Les rapports sexuels oraux provoquent le cancer plus souvent que le tabac et l’alcool

La principale cause des cancers de la gorge et de la bouche chez les personnes de moins de 50 ans est un virus transmis lors de rapports sexuels oraux.

Les scientifiques ont découvert que l’augmentation alarmante des maladies mortelles dans le monde est due au papillomavirus humain (HPV). Une fois en contact avec les muqueuses du partenaire sexuel, il peut provoquer des cancers incurables.

Par le passé, le cancer de la gorge et de la cavité buccale était surtout diagnostiqué chez les hommes d’un âge avancé ou chez les hommes âgés qui fumaient ou buvaient. Aujourd’hui, cependant, ces maladies apparaissent de plus en plus chez les jeunes. Les médecins sont particulièrement alarmés par la forte augmentation des cancers causés par les infections sexuellement transmissibles (IST).

Rien qu’aux États-Unis, par exemple, le nombre de cas diagnostiqués de cancer de la bouche dus à des IST a doublé au cours des 20 dernières années.

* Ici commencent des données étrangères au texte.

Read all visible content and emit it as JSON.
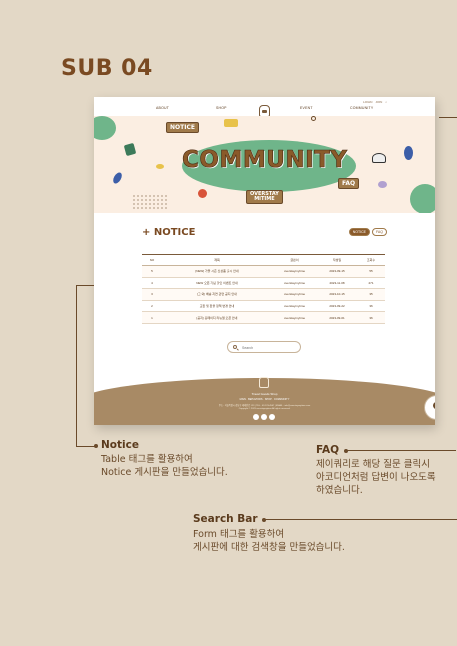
{
  "page_title": "SUB 04",
  "site": {
    "util_links": [
      "LOGIN",
      "JOIN"
    ],
    "nav": {
      "about": "ABOUT",
      "shop": "SHOP",
      "event": "EVENT",
      "community": "COMMUNITY"
    },
    "banner": {
      "heading": "COMMUNITY",
      "tag_notice": "NOTICE",
      "tag_faq": "FAQ",
      "tag_overstay_1": "OVERSTAY",
      "tag_overstay_2": "MITIME"
    },
    "notice_heading": "+ NOTICE",
    "tabs": {
      "notice": "NOTICE",
      "faq": "FAQ"
    },
    "table": {
      "headers": [
        "NO",
        "제목",
        "글쓴이",
        "작성일",
        "조회수"
      ],
      "rows": [
        {
          "no": "5",
          "title": "[NEW] 가을 시즌 신상품 출시 안내",
          "writer": "overstaymytime",
          "date": "2023-09-15",
          "views": "55"
        },
        {
          "no": "4",
          "title": "NEW 오픈 기념 할인 이벤트 안내",
          "writer": "overstaymytime",
          "date": "2023-11-08",
          "views": "271"
        },
        {
          "no": "3",
          "title": "[그 외] 배송 지연 관련 공지 안내",
          "writer": "overstaymytime",
          "date": "2023-10-15",
          "views": "35"
        },
        {
          "no": "2",
          "title": "교환 및 환불 정책 변경 안내",
          "writer": "overstaymytime",
          "date": "2023-09-22",
          "views": "36"
        },
        {
          "no": "1",
          "title": "[공지] 홈페이지 리뉴얼 오픈 안내",
          "writer": "overstaymytime",
          "date": "2023-09-01",
          "views": "36"
        }
      ]
    },
    "search_placeholder": "Search",
    "footer": {
      "name": "Travel Goods Shop",
      "links": "MAIN  ·  BEHAVIORS  ·  SHOP  ·  COMMUNITY",
      "info": "주소 : 서울특별시 강남구 테헤란로 123  |  TEL : 02-123-4567  |  EMAIL : info@overstaymytime.com",
      "copyright": "Copyright © 2023 overstaymytime All rights reserved."
    }
  },
  "annotations": {
    "notice": {
      "title": "Notice",
      "line1": "Table 태그를 활용하여",
      "line2": "Notice 게시판을 만들었습니다."
    },
    "faq": {
      "title": "FAQ",
      "line1": "제이쿼리로 해당 질문 클릭시",
      "line2": "아코디언처럼 답변이 나오도록",
      "line3": "하였습니다."
    },
    "search": {
      "title": "Search Bar",
      "line1": "Form 태그를 활용하여",
      "line2": "게시판에 대한 검색창을 만들었습니다."
    }
  },
  "colors": {
    "background": "#e3d8c6",
    "brown": "#7a4a22",
    "footer": "#a88a65",
    "green": "#6fb58a"
  }
}
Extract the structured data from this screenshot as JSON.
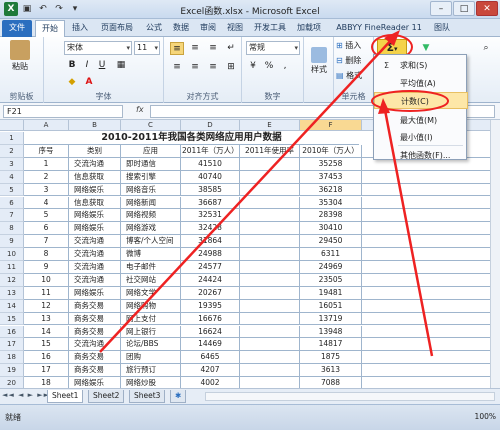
{
  "window": {
    "title": "Excel函数.xlsx - Microsoft Excel",
    "min": "–",
    "max": "□",
    "close": "✕"
  },
  "qat": {
    "logo": "X",
    "save": "▣",
    "undo": "↶",
    "redo": "↷",
    "more": "▾"
  },
  "tabs": [
    "文件",
    "开始",
    "插入",
    "页面布局",
    "公式",
    "数据",
    "审阅",
    "视图",
    "开发工具",
    "加载项",
    "ABBYY FineReader 11",
    "图队"
  ],
  "ribbon": {
    "clipboard": {
      "label": "剪贴板",
      "paste": "粘贴"
    },
    "font": {
      "label": "字体",
      "name": "宋体",
      "size": "11",
      "bold": "B",
      "italic": "I",
      "underline": "U"
    },
    "align": {
      "label": "对齐方式"
    },
    "number": {
      "label": "数字",
      "format": "常规",
      "pct": "%",
      "comma": ","
    },
    "styles": {
      "label": "样式"
    },
    "cells": {
      "label": "单元格",
      "insert": "插入",
      "delete": "删除",
      "format": "格式"
    },
    "editing": {
      "sum": "Σ",
      "sort": "排序和筛选",
      "find": "查找和选择"
    }
  },
  "formula": {
    "namebox": "F21",
    "fx": "fx",
    "value": ""
  },
  "menu": {
    "items": [
      {
        "icon": "Σ",
        "label": "求和(S)"
      },
      {
        "icon": "",
        "label": "平均值(A)"
      },
      {
        "icon": "",
        "label": "计数(C)"
      },
      {
        "icon": "",
        "label": "最大值(M)"
      },
      {
        "icon": "",
        "label": "最小值(I)"
      },
      {
        "icon": "",
        "label": "其他函数(F)..."
      }
    ]
  },
  "columns": [
    "A",
    "B",
    "C",
    "D",
    "E",
    "F",
    "G"
  ],
  "sheet": {
    "title": "2010-2011年我国各类网络应用用户数据",
    "headers": [
      "序号",
      "类别",
      "应用",
      "2011年（万人）",
      "2011年使用率",
      "2010年（万人）",
      "201"
    ],
    "rows": [
      [
        "1",
        "交流沟通",
        "即时通信",
        "41510",
        "",
        "35258"
      ],
      [
        "2",
        "信息获取",
        "搜索引擎",
        "40740",
        "",
        "37453"
      ],
      [
        "3",
        "网络娱乐",
        "网络音乐",
        "38585",
        "",
        "36218"
      ],
      [
        "4",
        "信息获取",
        "网络新闻",
        "36687",
        "",
        "35304"
      ],
      [
        "5",
        "网络娱乐",
        "网络视频",
        "32531",
        "",
        "28398"
      ],
      [
        "6",
        "网络娱乐",
        "网络游戏",
        "32428",
        "",
        "30410"
      ],
      [
        "7",
        "交流沟通",
        "博客/个人空间",
        "31864",
        "",
        "29450"
      ],
      [
        "8",
        "交流沟通",
        "微博",
        "24988",
        "",
        "6311"
      ],
      [
        "9",
        "交流沟通",
        "电子邮件",
        "24577",
        "",
        "24969"
      ],
      [
        "10",
        "交流沟通",
        "社交网站",
        "24424",
        "",
        "23505"
      ],
      [
        "11",
        "网络娱乐",
        "网络文学",
        "20267",
        "",
        "19481"
      ],
      [
        "12",
        "商务交易",
        "网络购物",
        "19395",
        "",
        "16051"
      ],
      [
        "13",
        "商务交易",
        "网上支付",
        "16676",
        "",
        "13719"
      ],
      [
        "14",
        "商务交易",
        "网上银行",
        "16624",
        "",
        "13948"
      ],
      [
        "15",
        "交流沟通",
        "论坛/BBS",
        "14469",
        "",
        "14817"
      ],
      [
        "16",
        "商务交易",
        "团购",
        "6465",
        "",
        "1875"
      ],
      [
        "17",
        "商务交易",
        "旅行预订",
        "4207",
        "",
        "3613"
      ],
      [
        "18",
        "网络娱乐",
        "网络炒股",
        "4002",
        "",
        "7088"
      ]
    ],
    "count_label": "计数"
  },
  "sheettabs": [
    "Sheet1",
    "Sheet2",
    "Sheet3"
  ],
  "navbtns": "◄◄ ◄ ► ►►",
  "status": {
    "ready": "就绪",
    "zoom": "100%"
  },
  "colors": {
    "accent": "#2a6ebf",
    "highlight": "#fde7a8",
    "annotation": "#e22222"
  }
}
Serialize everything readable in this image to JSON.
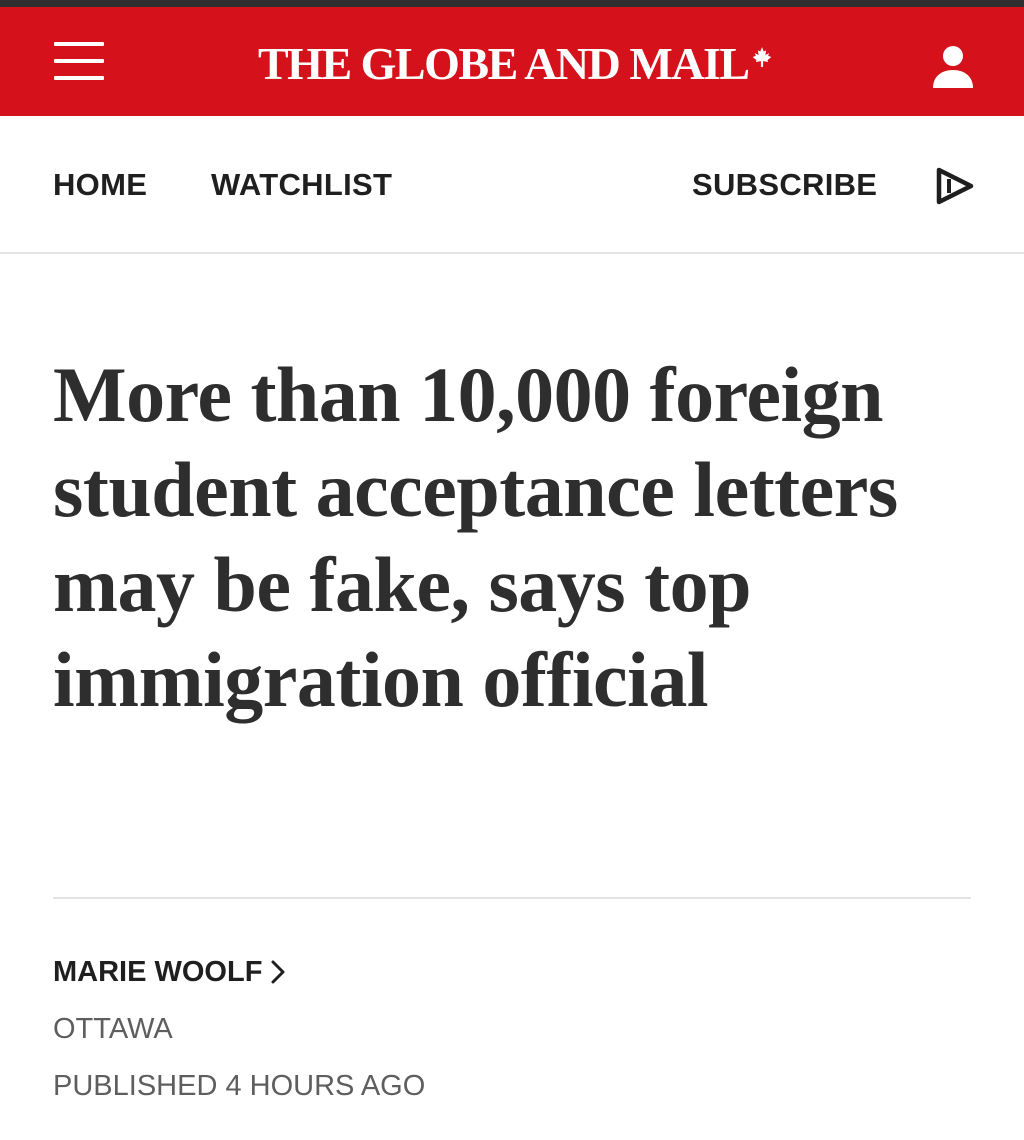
{
  "header": {
    "brand": "THE GLOBE AND MAIL",
    "brand_color": "#d5121b",
    "menu_icon": "hamburger-menu-icon",
    "logo_icon": "maple-leaf-icon",
    "account_icon": "user-account-icon"
  },
  "nav": {
    "items": [
      {
        "label": "HOME"
      },
      {
        "label": "WATCHLIST"
      }
    ],
    "subscribe_label": "SUBSCRIBE",
    "play_icon": "play-video-icon"
  },
  "article": {
    "headline": "More than 10,000 foreign student acceptance letters may be fake, says top immigration official",
    "author": "MARIE WOOLF",
    "author_link_icon": "chevron-right-icon",
    "dateline": "OTTAWA",
    "published": "PUBLISHED 4 HOURS AGO"
  }
}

Alors qu’en Suède, dans les années 1970, l’incidence du cancer de l’amygdale a plus que doublé en raison des IST, l’incidence des cancers de la bouche a augmenté plus rapidement que dans les autres pays. En Suède, le taux de cancer de l’amygdale dû au VPH était inférieur à un quart de la population dans les années 1970 ; au milieu des années 2000, il était passé à 90 %. Des statistiques tout aussi alarmantes proviennent du Royaume-Uni, où des médecins appellent déjà à une vaccination massive des écolières âgées de 12 à 13 ans.

Des chercheurs de l’Association américaine pour l’avancement de la science
Les adolescents considèrent que le sexe oral est plus acceptable socialement et moins risqué pour leur santé que le sexe vaginal traditionnel, ont déclaré des chercheurs de l’American Association for the Advancement of Science lors d’une conférence à Washington. Cela augmente considérablement le risque d’infection par le VPH à l’adolescence, ce qui oblige les professionnels de la santé à abaisser l’âge limite de la vaccination.

Selon le professeur Maura Gillison, de l’université d’État de l’Ohio, le tabac et l’alcool sont moins nocifs pour le cancer que le sexe oral. "Plus le nombre de partenaires sexuels est élevé, plus la probabilité de contracter la maladie est grande", – le Daily Mail a cité le médecin comme disant. Le papillomavirus multiplie par 14 le risque de cancer de la gorge et de la bouche, a indiqué Mme Gillison. Par ailleurs, les personnes qui ont déjà eu une infection virale ont 32 fois plus de risques de contracter un cancer, selon une étude de l’université Johns Hopkins.

Si les scientifiques ont bon espoir que la vaccination universelle puisse contribuer à réduire les taux de maladie, l’efficacité des vaccins actuels est encore loin d’être idéale. "Nous ne sommes pas encore sûrs à 100 % que les vaccins empêcheront les infections orales de provoquer des cancers. Mais les statistiques sont encourageantes", – souligne le professeur Gillison.

Un vaccin – qui supprime les souches les plus dangereuses du papillomavirus – a été testé et approuvé par la Food and Drug Association américaine il y a plusieurs années. Les médecins les plus déterminés réclamaient déjà l’utilisation du vaccin en 2007. a demandé que le vaccin soit proposé à toutes les femmes dès l’adolescence. Le VPH est responsable de 70% des cas de cancer du col de l’utérus, tuant des centaines de milliers de femmes dans le monde chaque année. Le papillomavirus est également responsable de nombreuses autres formes de cancer, sans parler des verrues.

Des recherches récentes confirment les avertissements lancés par les médecins au fil des ans : près de la moitié des cancers peuvent être évités simplement en modifiant son mode de vie – en prenant du poids ou en arrêtant de fumer. Ce n’est que maintenant que les médecins ont ajouté les rapports sexuels non protégés à la liste des mauvaises habitudes.